Aggiungasi, poi, il coraggio d’aver imposto con il PNRR il completo cambiamento della programmazione delle riforme rispetto al passato attuata con iniziative casuali, determinate da interessi elettorali, peraltro, rimaste, in gran parte, inattuate per le ristrettezze del bilancio. Invece, la “qualità delle Istituzioni”, non partendo da circostanze accidentali ma dalla programmazione complessiva delle riforme voluta dall’iniziativa europea, indirizza l’Italia verso le riforme comuni agli altri Stati membri, assicurandone la realizzazione. Infatti, essendo la fornitura di risorse a carico della UE, il legislatore ha quindi minori possibilità di essere condizionato dal ciclo del bilancio, rispetto a tutte le precedenti esperienze di programmazione.
In conclusione, la relazione fatta da Draghi dinanzi al Meeting di Rimini (CLICCA QUI) propone il modello DeGasperi/Draghi (profondità di analisi /coraggio dell’azione )perché ha subito il più severo collaudo ipotizzabile: ha realizzato l’uscita positiva dalle due più gravi crisi congiunturali del dopoguerra smentendo tutte le previsioni catastrofiche sul nostro Paese.

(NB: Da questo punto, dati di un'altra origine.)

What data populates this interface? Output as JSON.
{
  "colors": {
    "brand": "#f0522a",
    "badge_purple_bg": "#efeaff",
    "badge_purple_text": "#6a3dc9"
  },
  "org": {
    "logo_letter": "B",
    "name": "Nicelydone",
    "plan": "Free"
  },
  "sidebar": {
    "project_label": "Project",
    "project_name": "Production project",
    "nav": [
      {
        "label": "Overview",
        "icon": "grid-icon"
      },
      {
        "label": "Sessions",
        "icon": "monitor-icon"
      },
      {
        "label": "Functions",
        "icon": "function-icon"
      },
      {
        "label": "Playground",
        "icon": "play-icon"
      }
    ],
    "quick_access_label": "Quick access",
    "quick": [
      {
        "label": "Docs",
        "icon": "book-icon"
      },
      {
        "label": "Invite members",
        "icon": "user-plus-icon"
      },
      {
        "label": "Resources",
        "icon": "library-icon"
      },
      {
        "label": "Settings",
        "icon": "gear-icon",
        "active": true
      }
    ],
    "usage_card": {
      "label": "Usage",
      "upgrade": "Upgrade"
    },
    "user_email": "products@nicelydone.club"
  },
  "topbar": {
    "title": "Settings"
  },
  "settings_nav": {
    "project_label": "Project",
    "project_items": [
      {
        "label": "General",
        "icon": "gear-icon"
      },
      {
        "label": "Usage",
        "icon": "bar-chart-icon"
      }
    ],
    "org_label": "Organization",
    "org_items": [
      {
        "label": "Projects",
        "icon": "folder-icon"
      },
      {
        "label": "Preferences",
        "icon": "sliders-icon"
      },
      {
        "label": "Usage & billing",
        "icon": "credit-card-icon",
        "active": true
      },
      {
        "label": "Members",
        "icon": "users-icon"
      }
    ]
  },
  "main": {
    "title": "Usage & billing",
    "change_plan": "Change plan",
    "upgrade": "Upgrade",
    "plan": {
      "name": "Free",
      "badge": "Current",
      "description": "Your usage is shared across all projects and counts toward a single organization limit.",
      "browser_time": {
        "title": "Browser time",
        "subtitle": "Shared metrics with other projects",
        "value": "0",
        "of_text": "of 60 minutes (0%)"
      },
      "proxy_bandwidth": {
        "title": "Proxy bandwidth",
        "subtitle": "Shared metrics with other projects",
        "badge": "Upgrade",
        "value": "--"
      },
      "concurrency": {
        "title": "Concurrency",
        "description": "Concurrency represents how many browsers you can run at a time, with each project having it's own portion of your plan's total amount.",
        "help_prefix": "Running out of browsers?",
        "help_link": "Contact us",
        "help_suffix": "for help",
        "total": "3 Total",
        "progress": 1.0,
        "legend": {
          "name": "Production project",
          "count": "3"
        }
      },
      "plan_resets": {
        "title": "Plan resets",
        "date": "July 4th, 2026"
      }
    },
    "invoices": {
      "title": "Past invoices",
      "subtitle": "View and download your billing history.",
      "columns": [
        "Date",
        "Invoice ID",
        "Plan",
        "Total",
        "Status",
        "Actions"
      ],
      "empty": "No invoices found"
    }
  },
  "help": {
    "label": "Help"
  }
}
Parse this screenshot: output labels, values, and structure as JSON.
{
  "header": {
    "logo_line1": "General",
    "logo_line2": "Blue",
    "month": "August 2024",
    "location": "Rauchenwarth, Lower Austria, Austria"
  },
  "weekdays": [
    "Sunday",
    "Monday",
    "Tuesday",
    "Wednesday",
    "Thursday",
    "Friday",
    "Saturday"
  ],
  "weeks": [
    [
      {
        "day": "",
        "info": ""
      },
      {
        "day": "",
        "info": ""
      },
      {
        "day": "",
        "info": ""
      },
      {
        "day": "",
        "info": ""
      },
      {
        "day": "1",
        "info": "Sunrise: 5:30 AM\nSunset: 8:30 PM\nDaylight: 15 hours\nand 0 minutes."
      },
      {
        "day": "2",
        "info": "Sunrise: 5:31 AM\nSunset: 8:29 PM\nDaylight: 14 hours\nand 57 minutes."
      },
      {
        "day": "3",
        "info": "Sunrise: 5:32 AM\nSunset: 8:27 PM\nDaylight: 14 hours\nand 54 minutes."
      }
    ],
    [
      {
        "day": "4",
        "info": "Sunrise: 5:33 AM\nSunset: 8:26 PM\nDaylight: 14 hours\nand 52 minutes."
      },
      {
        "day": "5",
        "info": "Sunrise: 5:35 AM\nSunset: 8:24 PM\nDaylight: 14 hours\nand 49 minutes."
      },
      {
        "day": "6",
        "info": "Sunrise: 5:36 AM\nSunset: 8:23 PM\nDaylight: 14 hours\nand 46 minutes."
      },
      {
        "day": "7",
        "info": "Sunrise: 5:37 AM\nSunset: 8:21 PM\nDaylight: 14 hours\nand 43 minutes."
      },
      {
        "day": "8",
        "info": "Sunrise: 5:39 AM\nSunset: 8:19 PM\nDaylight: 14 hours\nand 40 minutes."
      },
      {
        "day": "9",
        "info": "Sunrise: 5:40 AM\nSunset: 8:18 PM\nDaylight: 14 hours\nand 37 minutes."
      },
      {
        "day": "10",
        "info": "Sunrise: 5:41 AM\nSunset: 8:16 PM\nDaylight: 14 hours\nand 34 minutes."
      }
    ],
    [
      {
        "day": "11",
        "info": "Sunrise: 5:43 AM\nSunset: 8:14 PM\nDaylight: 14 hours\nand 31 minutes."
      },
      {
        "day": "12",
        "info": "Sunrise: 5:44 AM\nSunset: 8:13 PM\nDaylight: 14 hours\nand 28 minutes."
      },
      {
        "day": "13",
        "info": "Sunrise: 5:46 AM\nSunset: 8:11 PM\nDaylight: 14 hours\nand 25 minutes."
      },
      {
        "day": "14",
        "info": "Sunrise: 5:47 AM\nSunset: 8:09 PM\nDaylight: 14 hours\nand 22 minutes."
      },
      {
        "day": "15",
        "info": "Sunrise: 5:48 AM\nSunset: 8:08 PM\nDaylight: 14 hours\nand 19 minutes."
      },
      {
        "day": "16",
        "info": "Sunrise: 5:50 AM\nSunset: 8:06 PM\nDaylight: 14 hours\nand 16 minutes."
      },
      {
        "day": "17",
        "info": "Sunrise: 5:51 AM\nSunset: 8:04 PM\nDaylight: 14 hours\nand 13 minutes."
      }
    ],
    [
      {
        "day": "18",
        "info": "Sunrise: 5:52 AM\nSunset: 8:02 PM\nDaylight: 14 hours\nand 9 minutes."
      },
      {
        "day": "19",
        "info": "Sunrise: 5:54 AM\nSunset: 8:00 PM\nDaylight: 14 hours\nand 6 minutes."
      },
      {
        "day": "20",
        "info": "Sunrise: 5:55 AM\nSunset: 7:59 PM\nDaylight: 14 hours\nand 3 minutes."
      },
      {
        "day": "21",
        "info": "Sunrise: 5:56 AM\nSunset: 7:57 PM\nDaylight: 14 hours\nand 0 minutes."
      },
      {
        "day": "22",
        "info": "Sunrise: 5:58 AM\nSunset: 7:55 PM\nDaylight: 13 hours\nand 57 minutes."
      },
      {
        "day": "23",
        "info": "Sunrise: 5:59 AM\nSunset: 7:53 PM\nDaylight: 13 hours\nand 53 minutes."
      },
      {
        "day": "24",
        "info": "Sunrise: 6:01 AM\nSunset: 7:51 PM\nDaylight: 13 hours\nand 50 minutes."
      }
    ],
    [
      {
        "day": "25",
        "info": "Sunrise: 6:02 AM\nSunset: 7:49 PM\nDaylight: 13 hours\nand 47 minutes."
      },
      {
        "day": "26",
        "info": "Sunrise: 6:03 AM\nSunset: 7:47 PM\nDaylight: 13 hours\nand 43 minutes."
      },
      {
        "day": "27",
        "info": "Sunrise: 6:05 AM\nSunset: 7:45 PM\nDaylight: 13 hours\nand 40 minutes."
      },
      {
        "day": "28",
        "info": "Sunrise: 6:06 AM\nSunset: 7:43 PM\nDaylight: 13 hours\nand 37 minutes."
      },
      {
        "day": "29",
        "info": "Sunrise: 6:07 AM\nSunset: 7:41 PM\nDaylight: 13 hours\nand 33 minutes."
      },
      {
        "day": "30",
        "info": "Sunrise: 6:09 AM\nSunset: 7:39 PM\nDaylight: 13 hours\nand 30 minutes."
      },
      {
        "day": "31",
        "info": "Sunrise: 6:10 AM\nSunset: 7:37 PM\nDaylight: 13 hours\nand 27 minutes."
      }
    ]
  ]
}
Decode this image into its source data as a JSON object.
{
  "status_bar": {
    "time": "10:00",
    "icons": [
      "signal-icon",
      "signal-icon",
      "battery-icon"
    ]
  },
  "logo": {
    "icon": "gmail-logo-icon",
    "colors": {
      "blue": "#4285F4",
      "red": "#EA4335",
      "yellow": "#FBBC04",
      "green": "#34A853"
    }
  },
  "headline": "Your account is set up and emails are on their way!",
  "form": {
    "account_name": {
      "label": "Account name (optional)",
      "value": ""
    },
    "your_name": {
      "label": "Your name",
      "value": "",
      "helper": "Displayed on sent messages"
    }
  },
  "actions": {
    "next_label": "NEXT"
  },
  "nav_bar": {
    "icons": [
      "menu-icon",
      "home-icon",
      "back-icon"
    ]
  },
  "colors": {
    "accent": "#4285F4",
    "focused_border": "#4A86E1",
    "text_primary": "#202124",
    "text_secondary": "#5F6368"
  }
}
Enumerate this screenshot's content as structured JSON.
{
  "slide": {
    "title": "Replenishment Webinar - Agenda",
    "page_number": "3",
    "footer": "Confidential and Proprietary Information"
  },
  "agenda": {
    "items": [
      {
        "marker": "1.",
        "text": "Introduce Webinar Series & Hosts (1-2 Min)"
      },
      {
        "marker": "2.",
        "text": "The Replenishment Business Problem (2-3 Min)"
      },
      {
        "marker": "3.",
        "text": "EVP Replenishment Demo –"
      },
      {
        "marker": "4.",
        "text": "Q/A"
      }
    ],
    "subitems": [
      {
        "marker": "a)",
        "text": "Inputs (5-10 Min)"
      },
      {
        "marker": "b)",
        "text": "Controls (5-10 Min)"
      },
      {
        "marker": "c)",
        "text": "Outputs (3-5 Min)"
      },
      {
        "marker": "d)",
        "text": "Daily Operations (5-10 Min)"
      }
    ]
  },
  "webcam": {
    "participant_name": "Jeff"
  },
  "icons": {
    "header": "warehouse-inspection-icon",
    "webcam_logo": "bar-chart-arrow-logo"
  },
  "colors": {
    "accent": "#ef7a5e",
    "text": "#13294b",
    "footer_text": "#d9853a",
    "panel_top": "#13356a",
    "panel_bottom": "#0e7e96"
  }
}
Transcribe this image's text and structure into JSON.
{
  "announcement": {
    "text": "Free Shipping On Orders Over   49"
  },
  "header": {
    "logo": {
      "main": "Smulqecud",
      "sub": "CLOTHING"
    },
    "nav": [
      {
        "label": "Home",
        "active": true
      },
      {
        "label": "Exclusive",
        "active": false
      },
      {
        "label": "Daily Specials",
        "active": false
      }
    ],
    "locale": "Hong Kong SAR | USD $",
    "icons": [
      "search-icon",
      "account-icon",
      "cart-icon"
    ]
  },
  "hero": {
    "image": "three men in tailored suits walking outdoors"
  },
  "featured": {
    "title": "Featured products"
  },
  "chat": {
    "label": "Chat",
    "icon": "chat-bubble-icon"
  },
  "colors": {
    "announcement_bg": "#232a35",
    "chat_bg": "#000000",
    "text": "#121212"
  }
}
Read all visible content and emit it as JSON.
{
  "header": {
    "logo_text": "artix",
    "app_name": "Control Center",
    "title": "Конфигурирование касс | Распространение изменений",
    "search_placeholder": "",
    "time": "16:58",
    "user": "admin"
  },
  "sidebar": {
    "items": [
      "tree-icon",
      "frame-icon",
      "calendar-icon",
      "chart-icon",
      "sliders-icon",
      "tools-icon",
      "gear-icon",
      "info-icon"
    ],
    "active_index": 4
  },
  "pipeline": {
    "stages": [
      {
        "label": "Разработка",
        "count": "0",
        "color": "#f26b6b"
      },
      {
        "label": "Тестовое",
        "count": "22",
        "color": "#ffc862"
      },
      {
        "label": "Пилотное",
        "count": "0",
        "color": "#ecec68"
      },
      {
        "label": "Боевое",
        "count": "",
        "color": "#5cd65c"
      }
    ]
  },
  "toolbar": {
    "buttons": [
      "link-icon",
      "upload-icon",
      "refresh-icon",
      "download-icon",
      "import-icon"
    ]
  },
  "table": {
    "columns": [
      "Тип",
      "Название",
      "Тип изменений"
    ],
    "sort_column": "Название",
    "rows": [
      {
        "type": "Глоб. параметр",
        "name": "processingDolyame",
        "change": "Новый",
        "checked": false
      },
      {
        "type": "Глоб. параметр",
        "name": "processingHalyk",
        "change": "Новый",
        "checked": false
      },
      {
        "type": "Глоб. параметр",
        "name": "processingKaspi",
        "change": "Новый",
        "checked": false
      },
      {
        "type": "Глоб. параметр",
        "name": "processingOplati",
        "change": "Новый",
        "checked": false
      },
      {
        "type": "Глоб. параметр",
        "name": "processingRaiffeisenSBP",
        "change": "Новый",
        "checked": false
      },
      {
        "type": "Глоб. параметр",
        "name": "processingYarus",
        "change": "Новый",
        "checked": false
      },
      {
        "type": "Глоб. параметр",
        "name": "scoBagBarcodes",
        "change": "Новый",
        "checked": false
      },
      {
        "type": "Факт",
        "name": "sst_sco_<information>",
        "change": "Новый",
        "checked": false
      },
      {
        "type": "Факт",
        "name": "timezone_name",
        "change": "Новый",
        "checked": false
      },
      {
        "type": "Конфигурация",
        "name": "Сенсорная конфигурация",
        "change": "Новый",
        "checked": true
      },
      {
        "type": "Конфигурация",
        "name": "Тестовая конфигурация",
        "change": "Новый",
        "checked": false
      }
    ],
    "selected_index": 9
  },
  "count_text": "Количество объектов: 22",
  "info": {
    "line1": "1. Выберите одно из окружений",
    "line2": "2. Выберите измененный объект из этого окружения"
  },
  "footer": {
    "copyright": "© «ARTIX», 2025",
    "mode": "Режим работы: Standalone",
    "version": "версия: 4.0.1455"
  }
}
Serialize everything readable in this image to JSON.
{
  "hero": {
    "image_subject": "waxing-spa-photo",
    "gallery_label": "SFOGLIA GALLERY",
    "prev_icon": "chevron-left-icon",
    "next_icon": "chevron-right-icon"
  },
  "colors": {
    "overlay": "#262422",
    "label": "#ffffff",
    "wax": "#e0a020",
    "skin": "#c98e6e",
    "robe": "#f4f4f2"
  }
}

Pertanto, poiché la programmazione delle riforme del PNRR è vincolante anche per il prossimo governo, indipendentemente dalla maggioranza che lo esprimerà, non sarà possibile dimenticare che la politica economica di questi mesi ha messo su basi solide la possibilità di seguire un percorso basato sulla compatibilità tra crescita economica, giustizia sociale e sostenibilità dei conti pubblici.